03 Browser: The forced "D-Day"
"If we only do search, we will eventually be swallowed by ChatGPT."
When Aravind announced going all-in on the browser, even YC partners showed surprise.
This seemingly risky decision was backed by a brutal survival arithmetic:
The countdown to the death of traditional search.
"The browser is our D-Day," Aravind explained this do-or-die decision with a military metaphor: "When all coasts are blocked by the enemy, you must create your own landing point."
Cognitive operating system vs chat box
The killer scenarios of the Perplexity browser were eye-opening:
🔺Scenario 1: Automatic price comparison
"Find the cheapest San Francisco-London flight in the past six months, excluding red-eye flights" → Automatically scan 10+ websites to generate a price comparison report.
🔺Scenario 2: Research assistant
"Organize financing cases in the AI pharmaceutical field over the past three years" → Parallel scan Crunchbase/academic papers/earnings call transcripts.
🔺Scenario 3: Personal assistant
"Using my calendar and email data, find the three best time slots for working out next week" → Automatically book a gym.
"This is no longer a tool, but an extension of the cerebral cortex," in the demo Aravind showcased, the browser was running 12 asynchronous tasks simultaneously—including monitoring competitor product updates, automatically renewing cloud services, and tracking delivery logistics—interacting entirely in natural language like background processes on a computer.
04 The new role of the CEO: Chief Bug Exterminator
"This morning I personally fixed three bugs, which might be the worst case of time management for a CEO."
Aravind's self-deprecation resonated with the entrepreneurs.
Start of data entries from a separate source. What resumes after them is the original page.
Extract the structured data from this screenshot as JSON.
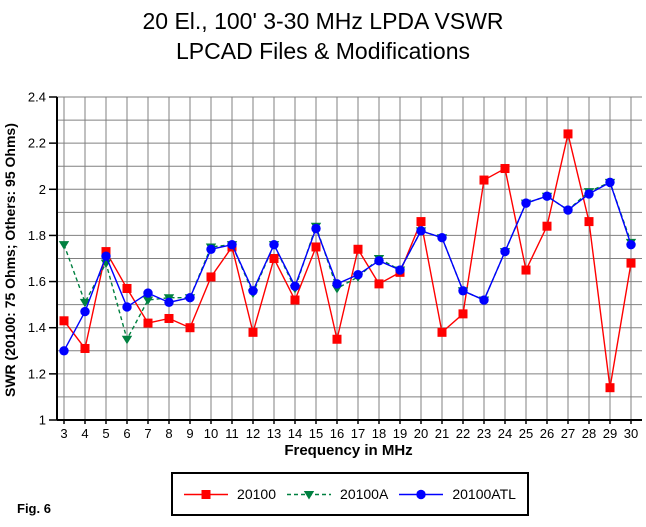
{
  "figure_label": "Fig. 6",
  "title_line1": "20 El., 100' 3-30 MHz LPDA VSWR",
  "title_line2": "LPCAD Files & Modifications",
  "colors": {
    "series_20100": "#ff0000",
    "series_20100A": "#008040",
    "series_20100ATL": "#0000ff",
    "grid": "#808080",
    "axis": "#000000",
    "background": "#ffffff"
  },
  "chart_data": {
    "type": "line",
    "title": "20 El., 100' 3-30 MHz LPDA VSWR — LPCAD Files & Modifications",
    "xlabel": "Frequency in MHz",
    "ylabel": "SWR (20100: 75 Ohms; Others: 95 Ohms)",
    "xlim": [
      3,
      30
    ],
    "ylim": [
      1,
      2.4
    ],
    "grid": true,
    "grid_step_y": 0.1,
    "grid_step_x": 1,
    "legend_position": "bottom",
    "x": [
      3,
      4,
      5,
      6,
      7,
      8,
      9,
      10,
      11,
      12,
      13,
      14,
      15,
      16,
      17,
      18,
      19,
      20,
      21,
      22,
      23,
      24,
      25,
      26,
      27,
      28,
      29,
      30
    ],
    "xtick_labels": [
      "3",
      "4",
      "5",
      "6",
      "7",
      "8",
      "9",
      "10",
      "11",
      "12",
      "13",
      "14",
      "15",
      "16",
      "17",
      "18",
      "19",
      "20",
      "21",
      "22",
      "23",
      "24",
      "25",
      "26",
      "27",
      "28",
      "29",
      "30"
    ],
    "yticks": [
      1,
      1.2,
      1.4,
      1.6,
      1.8,
      2,
      2.2,
      2.4
    ],
    "ytick_labels": [
      "1",
      "1.2",
      "1.4",
      "1.6",
      "1.8",
      "2",
      "2.2",
      "2.4"
    ],
    "series": [
      {
        "name": "20100",
        "color": "#ff0000",
        "marker": "square",
        "line": "solid",
        "values": [
          1.43,
          1.31,
          1.73,
          1.57,
          1.42,
          1.44,
          1.4,
          1.62,
          1.75,
          1.38,
          1.7,
          1.52,
          1.75,
          1.35,
          1.74,
          1.59,
          1.64,
          1.86,
          1.38,
          1.46,
          2.04,
          2.09,
          1.65,
          1.84,
          2.24,
          1.86,
          1.14,
          1.68
        ]
      },
      {
        "name": "20100A",
        "color": "#008040",
        "marker": "triangle-down",
        "line": "dashed",
        "values": [
          1.76,
          1.51,
          1.68,
          1.35,
          1.52,
          1.53,
          1.53,
          1.75,
          1.76,
          1.55,
          1.76,
          1.57,
          1.84,
          1.57,
          1.62,
          1.7,
          1.65,
          1.82,
          1.79,
          1.56,
          1.52,
          1.73,
          1.94,
          1.97,
          1.91,
          1.99,
          2.03,
          1.77
        ]
      },
      {
        "name": "20100ATL",
        "color": "#0000ff",
        "marker": "circle",
        "line": "solid",
        "values": [
          1.3,
          1.47,
          1.71,
          1.49,
          1.55,
          1.51,
          1.53,
          1.74,
          1.76,
          1.56,
          1.76,
          1.58,
          1.83,
          1.59,
          1.63,
          1.69,
          1.65,
          1.82,
          1.79,
          1.56,
          1.52,
          1.73,
          1.94,
          1.97,
          1.91,
          1.98,
          2.03,
          1.76
        ]
      }
    ]
  }
}
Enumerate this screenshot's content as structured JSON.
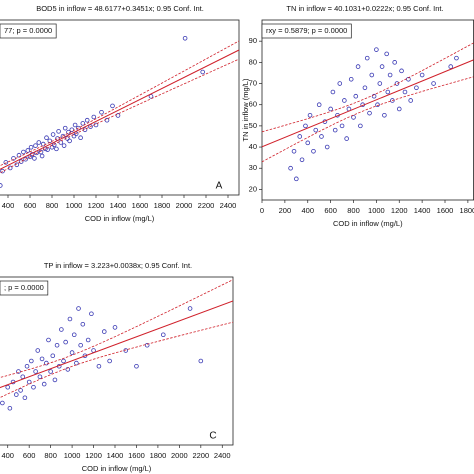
{
  "chart_data": [
    {
      "type": "scatter",
      "title": "BOD5 in inflow = 48.6177+0.3451x; 0.95 Conf. Int.",
      "annotation": "77; p = 0.0000",
      "panel_label": "A",
      "xlabel": "COD in inflow (mg/L)",
      "fit": {
        "intercept": 48.6177,
        "slope": 0.3451
      },
      "xlim": [
        300,
        2500
      ],
      "xticks": [
        400,
        600,
        800,
        1000,
        1200,
        1400,
        1600,
        1800,
        2000,
        2200,
        2400
      ],
      "ylim": [
        0,
        1100
      ],
      "color": "#3a3ab4",
      "line_color": "#d0202a",
      "x": [
        330,
        350,
        380,
        420,
        450,
        480,
        500,
        520,
        540,
        560,
        580,
        600,
        610,
        620,
        640,
        650,
        660,
        680,
        700,
        710,
        720,
        740,
        750,
        760,
        780,
        800,
        810,
        820,
        840,
        850,
        860,
        880,
        900,
        910,
        920,
        940,
        950,
        960,
        980,
        1000,
        1010,
        1020,
        1040,
        1060,
        1080,
        1100,
        1120,
        1150,
        1180,
        1200,
        1250,
        1300,
        1350,
        1400,
        1700,
        2010,
        2170
      ],
      "y": [
        60,
        150,
        205,
        170,
        230,
        190,
        250,
        210,
        270,
        225,
        280,
        240,
        300,
        255,
        230,
        310,
        265,
        330,
        270,
        245,
        320,
        290,
        360,
        285,
        340,
        300,
        380,
        315,
        290,
        355,
        400,
        330,
        370,
        310,
        420,
        355,
        395,
        340,
        410,
        370,
        440,
        385,
        420,
        360,
        450,
        410,
        470,
        430,
        490,
        440,
        520,
        470,
        560,
        500,
        620,
        985,
        773
      ]
    },
    {
      "type": "scatter",
      "title": "TN in inflow = 40.1031+0.0222x; 0.95 Conf. Int.",
      "annotation": "rxy = 0.5879; p = 0.0000",
      "xlabel": "COD in inflow (mg/L)",
      "ylabel": "TN in inflow (mg/L)",
      "fit": {
        "intercept": 40.1031,
        "slope": 0.0222
      },
      "xlim": [
        0,
        1850
      ],
      "xticks": [
        0,
        200,
        400,
        600,
        800,
        1000,
        1200,
        1400,
        1600,
        1800
      ],
      "ylim": [
        15,
        100
      ],
      "yticks": [
        20,
        30,
        40,
        50,
        60,
        70,
        80,
        90
      ],
      "color": "#3a3ab4",
      "line_color": "#d0202a",
      "x": [
        250,
        280,
        300,
        330,
        350,
        380,
        400,
        420,
        450,
        470,
        500,
        520,
        550,
        570,
        600,
        620,
        640,
        660,
        680,
        700,
        720,
        740,
        760,
        780,
        800,
        820,
        840,
        860,
        880,
        900,
        920,
        940,
        960,
        980,
        1000,
        1010,
        1030,
        1050,
        1070,
        1090,
        1100,
        1120,
        1140,
        1160,
        1180,
        1200,
        1220,
        1250,
        1280,
        1300,
        1350,
        1400,
        1500,
        1650,
        1700
      ],
      "y": [
        30,
        38,
        25,
        45,
        34,
        50,
        42,
        55,
        38,
        48,
        60,
        45,
        52,
        40,
        58,
        66,
        48,
        55,
        70,
        50,
        62,
        44,
        58,
        72,
        54,
        64,
        78,
        50,
        60,
        68,
        82,
        56,
        74,
        64,
        86,
        60,
        70,
        78,
        55,
        84,
        66,
        74,
        62,
        80,
        70,
        58,
        76,
        66,
        72,
        62,
        68,
        74,
        70,
        78,
        82
      ]
    },
    {
      "type": "scatter",
      "title": "TP in inflow = 3.223+0.0038x; 0.95 Conf. Int.",
      "annotation": "; p = 0.0000",
      "panel_label": "C",
      "xlabel": "COD in inflow (mg/L)",
      "fit": {
        "intercept": 3.223,
        "slope": 0.0038
      },
      "xlim": [
        300,
        2500
      ],
      "xticks": [
        400,
        600,
        800,
        1000,
        1200,
        1400,
        1600,
        1800,
        2000,
        2200,
        2400
      ],
      "ylim": [
        -1,
        15
      ],
      "color": "#3a3ab4",
      "line_color": "#d0202a",
      "x": [
        350,
        400,
        420,
        450,
        480,
        500,
        520,
        540,
        560,
        580,
        600,
        620,
        640,
        660,
        680,
        700,
        720,
        740,
        760,
        780,
        800,
        820,
        840,
        860,
        880,
        900,
        920,
        940,
        960,
        980,
        1000,
        1020,
        1040,
        1060,
        1080,
        1100,
        1120,
        1150,
        1180,
        1200,
        1250,
        1300,
        1350,
        1400,
        1500,
        1600,
        1700,
        1850,
        2100,
        2200
      ],
      "y": [
        3,
        4.5,
        2.5,
        5,
        3.8,
        6,
        4.2,
        5.5,
        3.5,
        6.5,
        5,
        7,
        4.5,
        6,
        8,
        5.5,
        7.2,
        4.8,
        6.8,
        9,
        6,
        7.5,
        5.2,
        8.5,
        6.5,
        10,
        7,
        8.8,
        6.2,
        11,
        7.8,
        9.5,
        6.8,
        12,
        8.5,
        10.5,
        7.5,
        9,
        11.5,
        8,
        6.5,
        9.8,
        7,
        10.2,
        8,
        6.5,
        8.5,
        9.5,
        12,
        7
      ]
    }
  ]
}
In this era where AI is reconstructing everything, the role of leaders is undergoing subtle changes:
Traditional CEO
- Strategic planning
- Fundraising roadshows
- Team building
AI era CEO
- Product sensitivity radar: able to sniff out anomalies in the code.
- User feedback decoder: extracting demand signals from complaints.
- Flaw excavator: turning every bug into an opportunity for improvement.
"Kitchen theory" management method
Aravind's shared team culture was impressive:
"I treat the company like a restaurant kitchen, and all engineers must take turns in customer service. When you see users miss flights due to search errors, that shock is more effective than any KPI."
This "immersive management" brought astonishing results:
- Customer service response time reduced from 6 hours to 23 minutes.
- Engineers voluntarily organized "bug-fixing marathons" that fix over 100 edge cases weekly.
- User emails directly drove 60% of product improvements.
"Google may never be able to do this," a former Google engineer whispered in the audience, "Their CEO cannot see the real pain of users."
05 The shortcut for small companies
"AI has not changed the essence of business; it has only reduced the cost of innovation from millions of dollars to the price of a lunch."
——Aravind Srinivas closing remarks
The most shocking moment of the speech was when Aravind presented a comparison image:
Asymmetric resource warfare
"This is the true dividend for startups," Aravind's conclusion was resounding: "When giants must fight with aircraft carriers, you can land in their blind spots with a speedboat."
As the audience left, each received a special "gift"—a card printed with a list of all public bugs from Perplexity. "Welcome to challenge our weaknesses," this Zen-like gesture may be the most seductive entrepreneurial declaration of the AI era.